Offering a groundbreaking glimpse of the global surveillance industry—the tools it employs, the extent of its reach, and the accountability it largely evades—human rights watchdog organization Privacy International on Tuesday released a searchable database and accompanying report that track Big Brother worldwide.
The initiative “provides much needed information about a secretive industry which has grown to meet government demand for more surveillance power,” said Edin Omanovic, research officer at the U.K.-based Privacy International. “State surveillance is one of the most important and polarizing issues of our time, yet the secrecy around it means it’s a debate lacking reliable facts.”
The Surveillance Industry Index (SII), based on data collected by journalists, activists, and researchers across the world and co-developed with the pro-transparency software group Transparency Toolkit, aims to change that.
The database is completely searchable, featuring over 1,500 brochures and data on over 520 surveillance companies as well as over 600 reported individual exports of specific surveillance technologies, according to a press statement from Privacy International.
“By collecting a variety of documents and datasets about the surveillance industry into a single, comprehensive archive, the Surveillance Industry Index offers one of the most complete overviews of surveillance tech being sold around the world,” said M.C. McGrath of Transparency Toolkit, who added that the SII “enables people to rapidly filter, find, and understand the surveillance technologies likely to effect their lives and work.”

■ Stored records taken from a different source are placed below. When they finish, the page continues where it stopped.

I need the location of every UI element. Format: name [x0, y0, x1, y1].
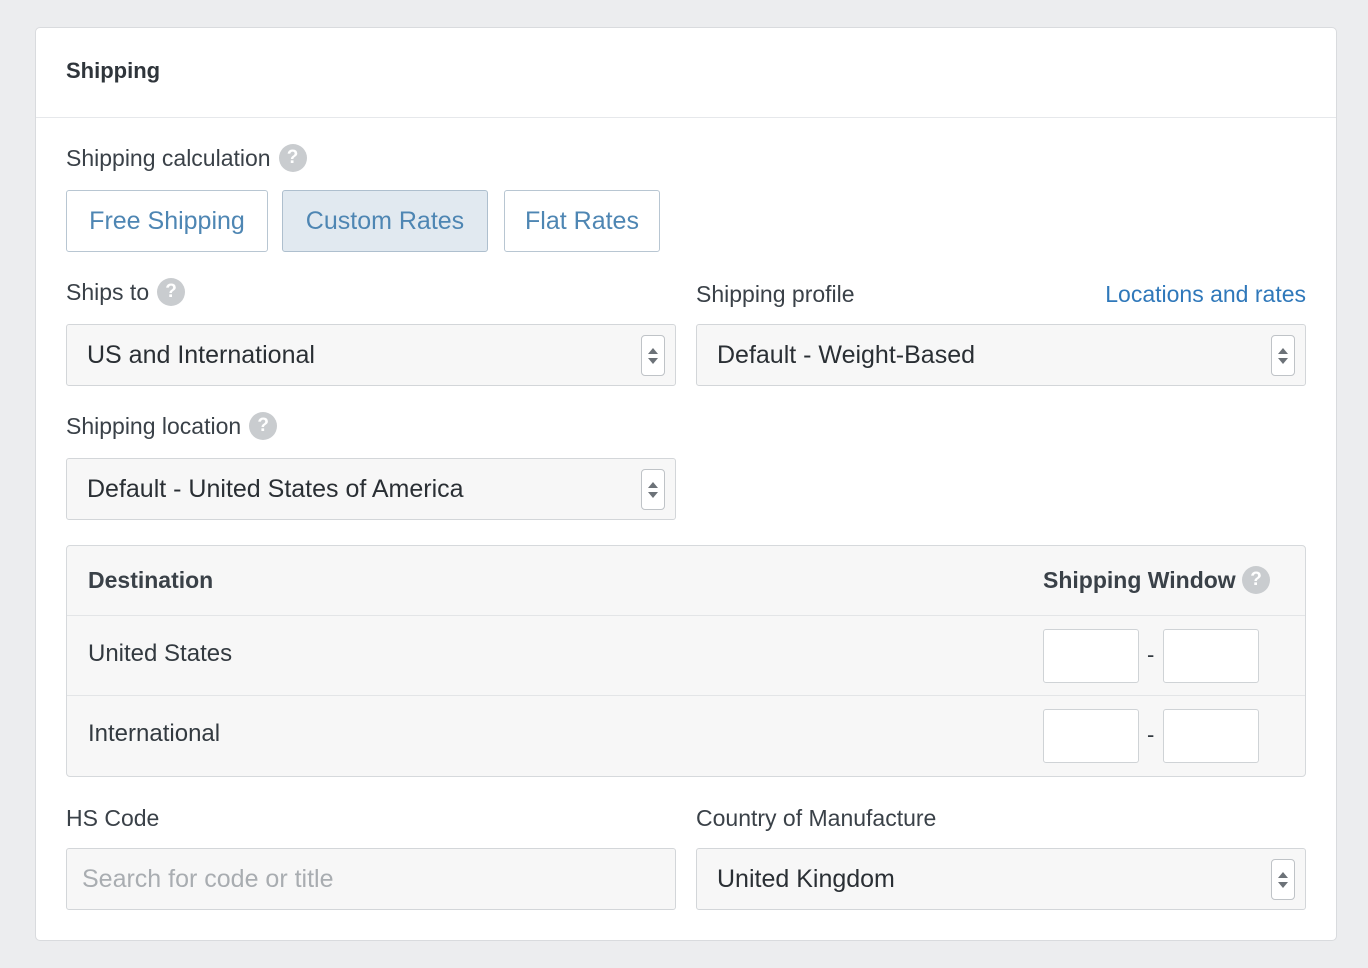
range-separator: -: [1147, 642, 1155, 667]
country-of-manufacture-value: United Kingdom: [717, 864, 895, 893]
shipping-calculation-label-row: Shipping calculation ?: [66, 144, 307, 172]
range-separator: -: [1147, 722, 1155, 747]
hs-code-label: HS Code: [66, 805, 160, 831]
shipping-profile-value: Default - Weight-Based: [717, 340, 975, 369]
up-down-stepper-icon: [641, 469, 665, 510]
free-shipping-button[interactable]: Free Shipping: [66, 190, 268, 252]
custom-rates-button[interactable]: Custom Rates: [282, 190, 488, 252]
ships-to-label: Ships to: [66, 278, 150, 305]
help-icon[interactable]: ?: [1242, 566, 1270, 594]
shipping-window-table: Destination Shipping Window ? United Sta…: [66, 545, 1306, 777]
shipping-location-label: Shipping location: [66, 412, 242, 439]
shipping-location-select[interactable]: Default - United States of America: [66, 458, 676, 520]
table-header-row: Destination Shipping Window ?: [67, 546, 1305, 616]
help-icon[interactable]: ?: [278, 144, 307, 172]
ships-to-select[interactable]: US and International: [66, 324, 676, 386]
shipping-profile-select[interactable]: Default - Weight-Based: [696, 324, 1306, 386]
help-icon[interactable]: ?: [249, 412, 278, 440]
ships-to-value: US and International: [87, 340, 315, 369]
country-of-manufacture-label-row: Country of Manufacture: [696, 805, 936, 832]
shipping-location-label-row: Shipping location ?: [66, 412, 278, 440]
up-down-stepper-icon: [1271, 859, 1295, 900]
destination-cell: International: [88, 720, 221, 747]
destination-cell: United States: [88, 640, 233, 667]
window-max-input[interactable]: [1163, 709, 1259, 763]
table-row: International -: [67, 696, 1305, 776]
hs-code-search-input[interactable]: [66, 848, 676, 910]
card-header: Shipping: [36, 28, 1336, 118]
country-of-manufacture-select[interactable]: United Kingdom: [696, 848, 1306, 910]
flat-rates-button[interactable]: Flat Rates: [504, 190, 660, 252]
window-max-input[interactable]: [1163, 629, 1259, 683]
destination-header: Destination: [88, 567, 214, 593]
shipping-location-value: Default - United States of America: [87, 474, 464, 503]
up-down-stepper-icon: [1271, 335, 1295, 376]
window-min-input[interactable]: [1043, 629, 1139, 683]
shipping-profile-label-row: Shipping profile: [696, 281, 855, 308]
hs-code-label-row: HS Code: [66, 805, 159, 832]
window-min-input[interactable]: [1043, 709, 1139, 763]
shipping-window-header: Shipping Window: [1043, 567, 1236, 593]
shipping-calculation-label: Shipping calculation: [66, 144, 271, 171]
shipping-card: Shipping Shipping calculation ? Free Shi…: [35, 27, 1337, 941]
ships-to-label-row: Ships to ?: [66, 278, 186, 306]
country-of-manufacture-label: Country of Manufacture: [696, 805, 937, 831]
shipping-profile-label: Shipping profile: [696, 281, 855, 307]
locations-and-rates-link[interactable]: Locations and rates: [1105, 281, 1306, 308]
help-icon[interactable]: ?: [157, 278, 186, 306]
card-title: Shipping: [66, 58, 161, 83]
table-row: United States -: [67, 616, 1305, 696]
up-down-stepper-icon: [641, 335, 665, 376]
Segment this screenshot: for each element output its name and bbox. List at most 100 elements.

Another point of interest, according to Privacy International:
The 528 surveillance companies in the SII are overwhelmingly based in economically advanced, large arms exporting states, with the United States of America, United Kingdom, France, Germany, and Israel comprising the top five countries in which the companies are headquartered. 87 percent of the companies are headquartered in OECD member states, and 75 percent of them are in NATO states.
International Business Times highlighted four particularly concerning technologies exposed in the database, including GR Sistemi’s Dark Eagle, from Italy—”an intrusion technology targeting devices that switches on the camera and microphone, as well as logging all the key strokes a user makes on their device,” IBT explains—as well as the tracking tool called Skylock, made by Verint, a U.S. and Israeli company.